Figure 7: Visual comparison of restored results and temporal artifact reduction across methods, with TCN achieving optimal trade-off.
Ablation studies on the number of frames used for alignment smoothing (k) and the resolution at which TCN is applied reveal that k=3 and integration at 256×256 resolution yield the best results in terms of both quality and stability.






Figure 8: Temporal stacking visualization for varying k values, showing reduced jitters with increased smoothing.








Figure 9: Warping error maps at different TCN integration resolutions, highlighting the trade-off between detail preservation and flicker reduction.
Efficiency analysis indicates that the proposed method is significantly faster than previous approaches, processing 100-frame videos in under 39 seconds on a Tesla T4 GPU, compared to 100–300 seconds for competing methods.
Implications and Future Directions
The paper establishes that FIR methods, when extended to videos, require explicit temporal modeling and robust alignment strategies to avoid perceptual artifacts.

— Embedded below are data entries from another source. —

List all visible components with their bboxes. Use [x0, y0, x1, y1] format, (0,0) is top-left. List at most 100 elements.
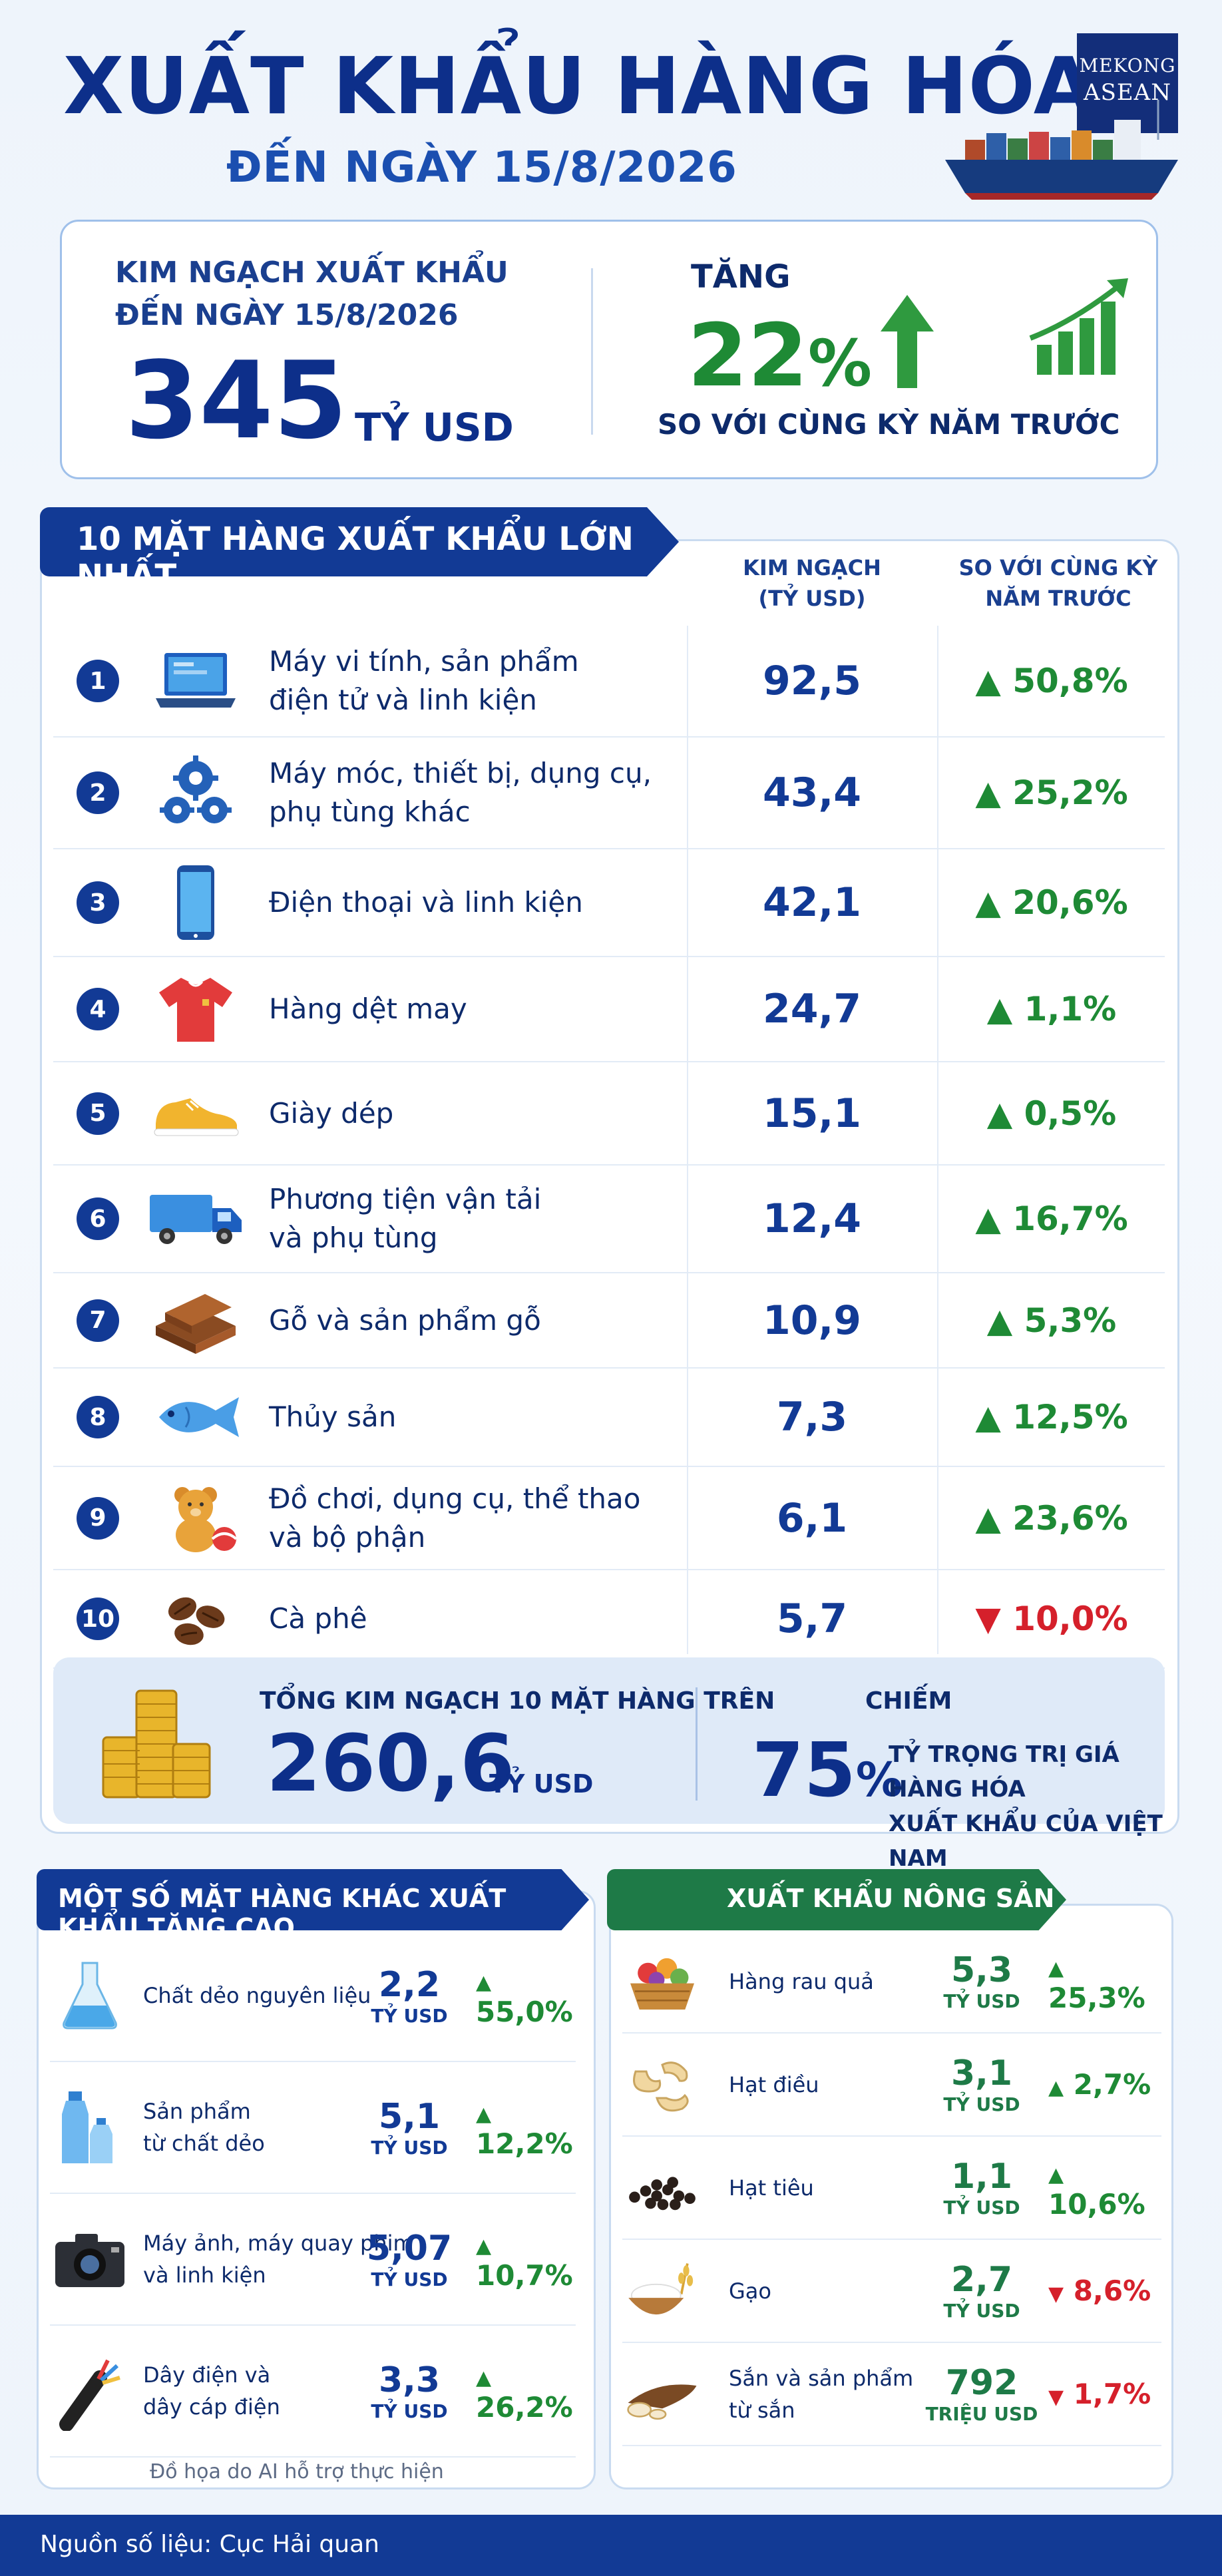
item-change-value: 50,8% — [1012, 662, 1128, 700]
item-change-value: 20,6% — [1012, 883, 1128, 922]
agri-list: Hàng rau quả 5,3 TỶ USD ▲ 25,3% Hạt điều… — [609, 1930, 1173, 2476]
item-value-number: 2,7 — [950, 2260, 1013, 2300]
item-change: ▲ 1,1% — [938, 990, 1165, 1028]
item-name-line2: và bộ phận — [269, 1520, 426, 1554]
item-change-value: 8,6% — [1073, 2274, 1151, 2307]
triangle-up-icon: ▲ — [975, 1398, 1001, 1436]
item-name-line2: dây cáp điện — [143, 2394, 280, 2420]
item-name-line2: điện tử và linh kiện — [269, 684, 537, 716]
item-change-value: 23,6% — [1012, 1498, 1128, 1538]
item-value: 2,7 TỶ USD — [922, 2260, 1042, 2322]
column-header-change: SO VỚI CÙNG KỲ NĂM TRƯỚC — [945, 552, 1171, 614]
summary-unit: TỶ USD — [355, 405, 514, 450]
summary-card: KIM NGẠCH XUẤT KHẨU ĐẾN NGÀY 15/8/2026 3… — [60, 220, 1158, 479]
summary-label-line2: ĐẾN NGÀY 15/8/2026 — [115, 298, 459, 332]
triangle-up-icon: ▲ — [476, 2103, 492, 2126]
item-change: ▼ 8,6% — [1048, 2274, 1151, 2307]
triangle-up-icon: ▲ — [1048, 2163, 1064, 2187]
item-value-number: 5,07 — [366, 2228, 453, 2268]
item-name: Dây điện và dây cáp điện — [143, 2359, 280, 2423]
rice-icon — [622, 2254, 702, 2328]
item-name-line1: Máy ảnh, máy quay phim — [143, 2231, 414, 2256]
item-change: ▲ 55,0% — [476, 1963, 576, 2028]
item-change-value: 5,3% — [1024, 1301, 1117, 1340]
item-change: ▲ 2,7% — [1048, 2068, 1151, 2101]
total-value: 260,6 — [266, 1717, 515, 1809]
item-value-number: 3,1 — [950, 2053, 1013, 2093]
item-change: ▲ 23,6% — [938, 1499, 1165, 1538]
rank-badge: 8 — [77, 1396, 119, 1438]
item-name-line2: từ sắn — [729, 2397, 795, 2423]
item-name-line2: từ chất dẻo — [143, 2131, 265, 2156]
top10-list: 1 Máy vi tính, sản phẩm điện tử và linh … — [53, 626, 1165, 1669]
triangle-up-icon: ▲ — [476, 1971, 492, 1994]
total-unit: TỶ USD — [489, 1769, 594, 1799]
total-divider — [696, 1687, 698, 1801]
ai-note: Đồ họa do AI hỗ trợ thực hiện — [150, 2460, 444, 2483]
triangle-up-icon: ▲ — [476, 2366, 492, 2390]
item-change-value: 25,3% — [1048, 1981, 1145, 2014]
item-value: 792 TRIỆU USD — [922, 2363, 1042, 2425]
laptop-icon — [146, 641, 246, 721]
coffee-beans-icon — [146, 1579, 246, 1659]
share-number: 75 — [752, 1727, 856, 1814]
item-name-line1: Hạt điều — [729, 2071, 819, 2097]
triangle-down-icon: ▼ — [1048, 2386, 1064, 2409]
summary-label: KIM NGẠCH XUẤT KHẨU ĐẾN NGÀY 15/8/2026 — [115, 252, 509, 337]
item-value: 2,2 TỶ USD — [349, 1965, 469, 2027]
column-header-value-line1: KIM NGẠCH — [743, 555, 881, 580]
rank-badge: 5 — [77, 1092, 119, 1135]
camera-icon — [50, 2226, 130, 2292]
item-value: 12,4 — [762, 1195, 862, 1242]
item-change: ▲ 10,7% — [476, 2227, 576, 2292]
item-name: Giày dép — [269, 1094, 702, 1133]
footer-source: Nguồn số liệu: Cục Hải quan — [0, 2515, 1222, 2576]
triangle-down-icon: ▼ — [975, 1600, 1001, 1638]
item-value-unit: TỶ USD — [943, 2300, 1020, 2322]
item-change: ▲ 5,3% — [938, 1301, 1165, 1340]
agri-row: Hạt tiêu 1,1 TỶ USD ▲ 10,6% — [622, 2137, 1161, 2240]
share-pct: % — [855, 1753, 903, 1807]
phone-icon — [146, 863, 246, 943]
column-header-value-line2: (TỶ USD) — [758, 586, 866, 611]
item-change: ▲ 16,7% — [938, 1199, 1165, 1238]
gold-coins-icon — [102, 1689, 211, 1799]
other-items-list: Chất dẻo nguyên liệu 2,2 TỶ USD ▲ 55,0% … — [37, 1930, 596, 2463]
rank-badge: 3 — [77, 881, 119, 924]
item-name-line1: Hạt tiêu — [729, 2175, 814, 2201]
item-name-line1: Dây điện và — [143, 2362, 271, 2388]
item-change: ▲ 0,5% — [938, 1094, 1165, 1133]
other-row: Sản phẩm từ chất dẻo 5,1 TỶ USD ▲ 12,2% — [50, 2062, 576, 2194]
item-value: 42,1 — [762, 879, 862, 926]
item-change-value: 12,2% — [476, 2127, 573, 2160]
cashew-icon — [622, 2051, 702, 2118]
item-change-value: 2,7% — [1073, 2068, 1151, 2101]
rank-badge: 6 — [77, 1197, 119, 1240]
item-change-value: 10,6% — [1048, 2187, 1145, 2221]
item-name: Máy móc, thiết bị, dụng cụ, phụ tùng khá… — [269, 754, 702, 831]
item-name-line2: phụ tùng khác — [269, 795, 471, 828]
column-header-change-line1: SO VỚI CÙNG KỲ — [958, 555, 1158, 580]
share-label: CHIẾM — [865, 1687, 952, 1715]
item-name: Cà phê — [269, 1600, 702, 1638]
item-change: ▲ 12,5% — [938, 1398, 1165, 1436]
gears-icon — [146, 753, 246, 833]
item-change-value: 10,7% — [476, 2259, 573, 2292]
agri-row: Sắn và sản phẩm từ sắn 792 TRIỆU USD ▼ 1… — [622, 2343, 1161, 2446]
agri-card — [609, 1904, 1173, 2489]
item-change: ▲ 20,6% — [938, 883, 1165, 922]
item-value: 24,7 — [762, 986, 862, 1032]
top10-row: 4 Hàng dệt may 24,7 ▲ 1,1% — [53, 957, 1165, 1062]
cargo-ship-icon — [945, 100, 1178, 200]
item-value: 6,1 — [776, 1494, 848, 1542]
triangle-down-icon: ▼ — [1048, 2282, 1064, 2306]
other-row: Máy ảnh, máy quay phim và linh kiện 5,07… — [50, 2194, 576, 2326]
column-header-value: KIM NGẠCH (TỶ USD) — [706, 552, 918, 614]
other-items-card — [37, 1890, 596, 2489]
fruit-basket-icon — [622, 1945, 702, 2018]
item-change: ▲ 25,2% — [938, 773, 1165, 812]
item-name-line1: Hàng dệt may — [269, 992, 467, 1025]
item-value-number: 5,3 — [950, 1950, 1013, 1990]
item-value-unit: TỶ USD — [943, 2197, 1020, 2219]
brand-logo[interactable]: MEKONG ASEAN — [1077, 33, 1178, 133]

The introduction of component-based FIDs sets a new standard for evaluating restoration quality in critical facial regions. The TCN framework demonstrates that transformer-based temporal modeling can be efficiently integrated into existing pipelines, offering a practical solution for real-world face video restoration.
Future research may explore:
- End-to-end training of FIR+TCN models on large-scale, high-quality video datasets to further close the gap between image and video restoration quality.
- Advanced alignment techniques leveraging 3D facial priors or self-supervised temporal consistency objectives.
- Application of TCN-like modules to other video restoration tasks, such as deblurring, denoising, and artifact removal, where temporal consistency is critical.
Conclusion
This paper provides a rigorous analysis of the extension of blind face image restoration algorithms to video, identifying key challenges and proposing effective solutions. The Temporal Consistency Network and alignment smoothing strategy enable high-quality, temporally stable face video restoration, validated by both qualitative and quantitative benchmarks. The work sets a foundation for future research in video-based face restoration and highlights the importance of temporal modeling and robust evaluation metrics in low-level vision tasks.